The Supreme Court: Gavel or Hammer?

The Supreme Court gets it’s gavel from Article III of the Constitution, which establishes it and authorizes Congress to create the lower federal court system.  The Supreme Court’s job is to determine the constitutionality of laws and presidential actions, theoretically preventing excesses from the other two branches.  Lower Federal courts can make constitutional rulings too but they’re appealable to the Supreme Court.   Alexander Hamilton considered the Supreme Court to be the “least dangerous” branch of government because it lacked executive or legislative powers, but that hasn’t proven true.  Using Judicial Review it can overturn the actions of our elected officials.  An “activist” court can effectively legislate.
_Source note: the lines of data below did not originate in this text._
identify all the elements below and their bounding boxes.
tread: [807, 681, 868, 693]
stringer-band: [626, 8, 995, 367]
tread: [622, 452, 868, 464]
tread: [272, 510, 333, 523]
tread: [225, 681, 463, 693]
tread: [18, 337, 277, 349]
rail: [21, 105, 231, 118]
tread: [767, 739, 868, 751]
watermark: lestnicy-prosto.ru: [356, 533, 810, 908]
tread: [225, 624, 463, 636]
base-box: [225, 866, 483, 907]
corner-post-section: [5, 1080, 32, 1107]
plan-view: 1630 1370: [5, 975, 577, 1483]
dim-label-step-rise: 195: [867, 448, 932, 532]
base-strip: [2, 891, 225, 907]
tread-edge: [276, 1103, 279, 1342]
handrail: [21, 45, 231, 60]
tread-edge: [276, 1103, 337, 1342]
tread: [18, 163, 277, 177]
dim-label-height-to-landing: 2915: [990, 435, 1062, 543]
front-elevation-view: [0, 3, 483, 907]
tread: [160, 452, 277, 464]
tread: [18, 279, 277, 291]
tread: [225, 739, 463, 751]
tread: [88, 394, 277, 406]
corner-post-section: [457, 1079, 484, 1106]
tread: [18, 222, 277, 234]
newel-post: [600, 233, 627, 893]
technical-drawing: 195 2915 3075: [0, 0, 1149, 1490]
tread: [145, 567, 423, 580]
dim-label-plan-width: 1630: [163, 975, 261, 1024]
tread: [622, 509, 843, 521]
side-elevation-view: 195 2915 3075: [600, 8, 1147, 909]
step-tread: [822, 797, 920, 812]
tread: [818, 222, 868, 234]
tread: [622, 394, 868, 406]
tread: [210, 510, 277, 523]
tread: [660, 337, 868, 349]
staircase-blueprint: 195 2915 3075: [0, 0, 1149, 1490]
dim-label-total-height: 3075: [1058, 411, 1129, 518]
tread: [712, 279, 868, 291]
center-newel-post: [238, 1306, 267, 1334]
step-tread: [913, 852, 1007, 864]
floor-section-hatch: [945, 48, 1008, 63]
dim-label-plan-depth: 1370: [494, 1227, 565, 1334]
That’s awesome power for a panel of judges who are appointed for life by the president and out of the reach of the voting booth, and it’s a powerful reason for maintaining presidential term limits.  It’s naive to think that judges are totally impartial and nonpartisan.  A judge appointed by the president will probably have similar opinions on how things should be in the USA.  We often hear about the “conservative/liberal” balance in the court.  Typically conservatives use the gavel to uphold the Constitution while liberals use it as a hammer to chip away at the Bill of Rights. Have some recent court rulings been about the Constitution or about a political agenda?  If they have it’s time to consider a 12 to 18 year term limit for Supreme Court justices along with a mandatory retirement age.